A new mass spectrometry based bioassay for the direct assessment of hyaluronidase activity and inhibition.

The development of drug resistance by bacterial pathogens is a growing threat. Drug resistant infections have high morbidity and mortality rates, and treatment of these infections is a major burden on the health care system. One potential strategy to prevent the development of drug resistance would be the application of therapeutic strategies that target bacterial virulence. Hyaluronidase is virulence factor that plays a role in the ability of Gram-positive bacteria such as Staphyloccus aureus and Streptococcus agalactiae to spread in tissue. As such, this enzyme could be a target for the development of future anti-virulence therapies. To facilitate the identification of hyaluronidase inhibitors, quantitative and reproducible assays of hyaluronidase activity are required.
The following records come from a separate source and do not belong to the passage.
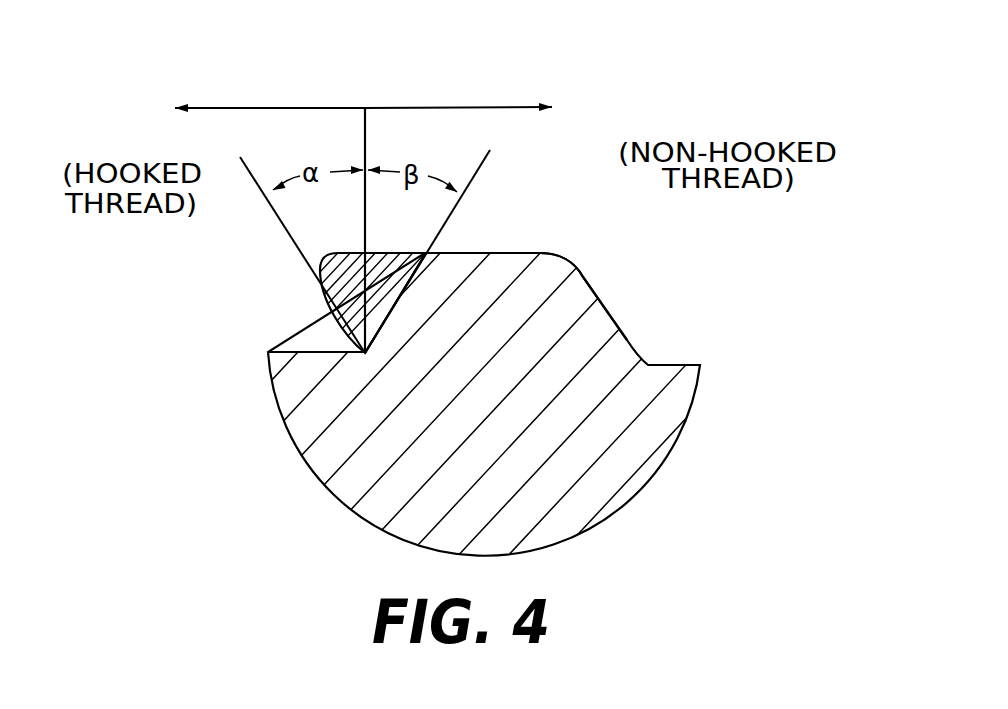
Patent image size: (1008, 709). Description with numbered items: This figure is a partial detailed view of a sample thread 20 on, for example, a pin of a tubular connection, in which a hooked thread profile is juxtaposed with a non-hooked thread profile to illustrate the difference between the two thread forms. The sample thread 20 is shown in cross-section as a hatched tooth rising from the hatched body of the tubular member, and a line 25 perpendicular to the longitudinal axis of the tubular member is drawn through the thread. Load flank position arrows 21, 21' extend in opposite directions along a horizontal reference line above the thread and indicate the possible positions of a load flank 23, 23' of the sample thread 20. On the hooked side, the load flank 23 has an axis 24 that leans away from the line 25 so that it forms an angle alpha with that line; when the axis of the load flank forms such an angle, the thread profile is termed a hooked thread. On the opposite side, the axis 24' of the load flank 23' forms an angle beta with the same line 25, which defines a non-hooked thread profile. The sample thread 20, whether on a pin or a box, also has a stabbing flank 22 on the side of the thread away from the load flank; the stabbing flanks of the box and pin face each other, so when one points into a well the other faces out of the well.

The sample thread 20 is at (432, 395).
The load flank position arrow 21 is at (270, 60).
The load flank position arrow 21' is at (479, 63).
The stabbing flank 22 is at (597, 283).
The load flank 23 is at (305, 301).
The load flank 23' is at (451, 282).
The axis of the load flank 24 is at (283, 255).
The axis of the load flank 24' is at (486, 235).
The line perpendicular to the tubular member longitudinal axis 25 is at (364, 127).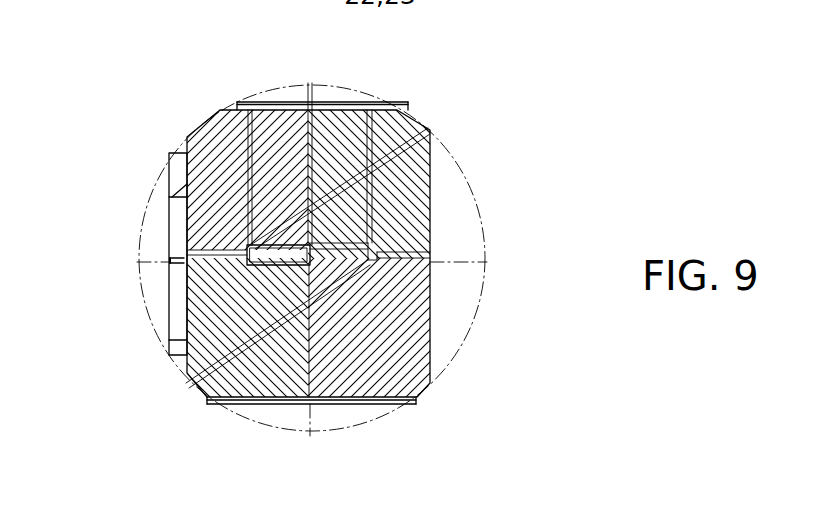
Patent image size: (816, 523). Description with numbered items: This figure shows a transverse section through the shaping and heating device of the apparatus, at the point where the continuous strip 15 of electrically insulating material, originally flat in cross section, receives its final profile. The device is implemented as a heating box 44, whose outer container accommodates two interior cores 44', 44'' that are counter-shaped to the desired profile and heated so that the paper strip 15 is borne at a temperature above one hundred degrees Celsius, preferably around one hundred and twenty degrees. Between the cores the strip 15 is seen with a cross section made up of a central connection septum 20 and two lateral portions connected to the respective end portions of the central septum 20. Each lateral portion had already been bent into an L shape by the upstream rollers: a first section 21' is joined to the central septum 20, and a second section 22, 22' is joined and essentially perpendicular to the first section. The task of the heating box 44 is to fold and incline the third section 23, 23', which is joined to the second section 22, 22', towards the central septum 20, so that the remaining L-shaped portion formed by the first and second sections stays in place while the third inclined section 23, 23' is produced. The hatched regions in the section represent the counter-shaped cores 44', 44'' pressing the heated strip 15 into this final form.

The continuous strip 15 is at (245, 250).
The central connection septum 20 is at (340, 220).
The first section 21' is at (453, 215).
The second section 22 is at (162, 287).
The second section 22' is at (479, 281).
The third section 23 is at (285, 280).
The third section 23' is at (358, 329).
The heating box 44 is at (316, 55).
The interior core 44' is at (130, 278).
The interior core 44'' is at (347, 425).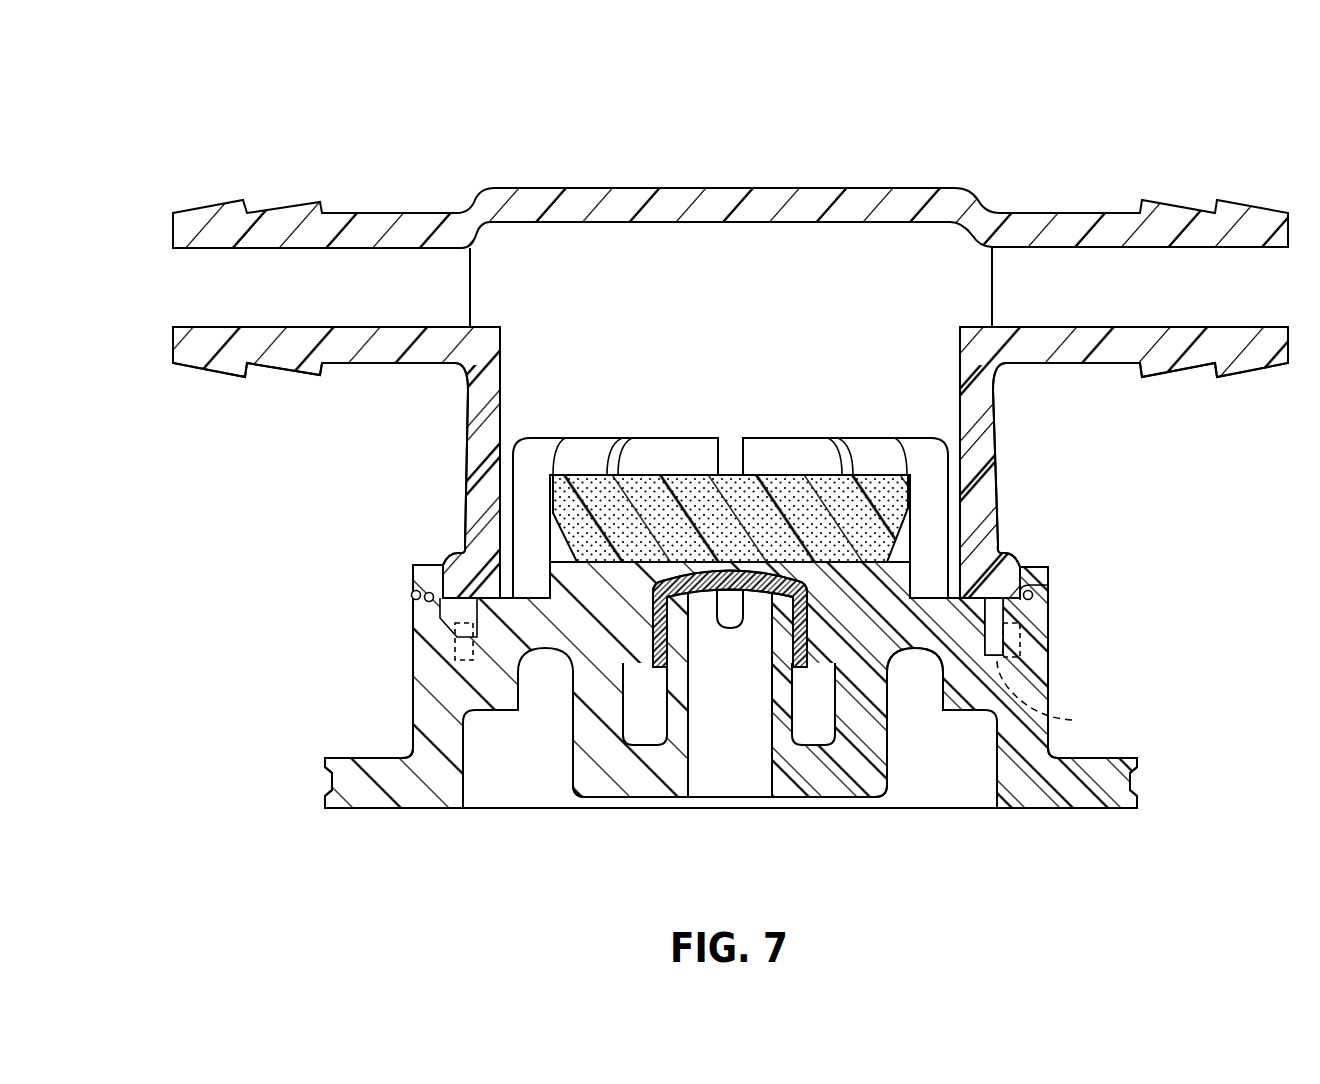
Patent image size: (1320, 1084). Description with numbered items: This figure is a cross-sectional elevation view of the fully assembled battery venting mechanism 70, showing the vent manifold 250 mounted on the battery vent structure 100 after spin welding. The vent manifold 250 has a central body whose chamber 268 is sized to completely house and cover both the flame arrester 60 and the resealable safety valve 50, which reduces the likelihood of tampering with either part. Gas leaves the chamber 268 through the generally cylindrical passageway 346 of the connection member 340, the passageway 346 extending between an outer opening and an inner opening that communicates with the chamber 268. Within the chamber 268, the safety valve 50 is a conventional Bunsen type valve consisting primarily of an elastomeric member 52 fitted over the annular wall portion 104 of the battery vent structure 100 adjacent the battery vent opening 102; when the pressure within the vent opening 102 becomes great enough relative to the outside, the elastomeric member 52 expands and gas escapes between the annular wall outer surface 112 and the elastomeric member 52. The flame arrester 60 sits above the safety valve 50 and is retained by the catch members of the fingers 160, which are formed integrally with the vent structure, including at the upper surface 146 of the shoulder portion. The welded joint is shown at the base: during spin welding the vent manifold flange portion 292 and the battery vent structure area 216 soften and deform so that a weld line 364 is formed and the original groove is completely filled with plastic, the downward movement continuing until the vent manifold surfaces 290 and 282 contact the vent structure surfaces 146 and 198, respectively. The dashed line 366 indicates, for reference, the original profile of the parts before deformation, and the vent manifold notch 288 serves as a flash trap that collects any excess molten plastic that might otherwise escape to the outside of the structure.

In the present study, we developed a new mass spectrometry based bioassay for this purpose. This assay directly measures the quantity of a degradation product (3-(4-deoxy-β-D-gluc-4-enuronosyl)-N-acetyl-D-glucosamine) produced by the hyaluronidase enzyme. Validation parameters for the new assay are as follows: repeatability, <7%; intermediate precision, <10%; range, 0.78-50 μM; limit of detection, 0.29 μM; and limit of quantification, 0.78 μM. Using the new assay, the IC50 value for a published inhibitor of S. agalactiae hyaluronidase, ascorbic acyl 6-palmitate, was 8.0±1.0 μM. We also identified a new hyaluronidase inhibitor, n-cyclohexanecarbonylpentadecylamine, with an IC50 of 30.4±9.8 μM. In conclusion, we describe a new, direct, and reproducible method for assessing hyaluronidase activity using mass spectrometry that can facilitate the discovery of inhibitors.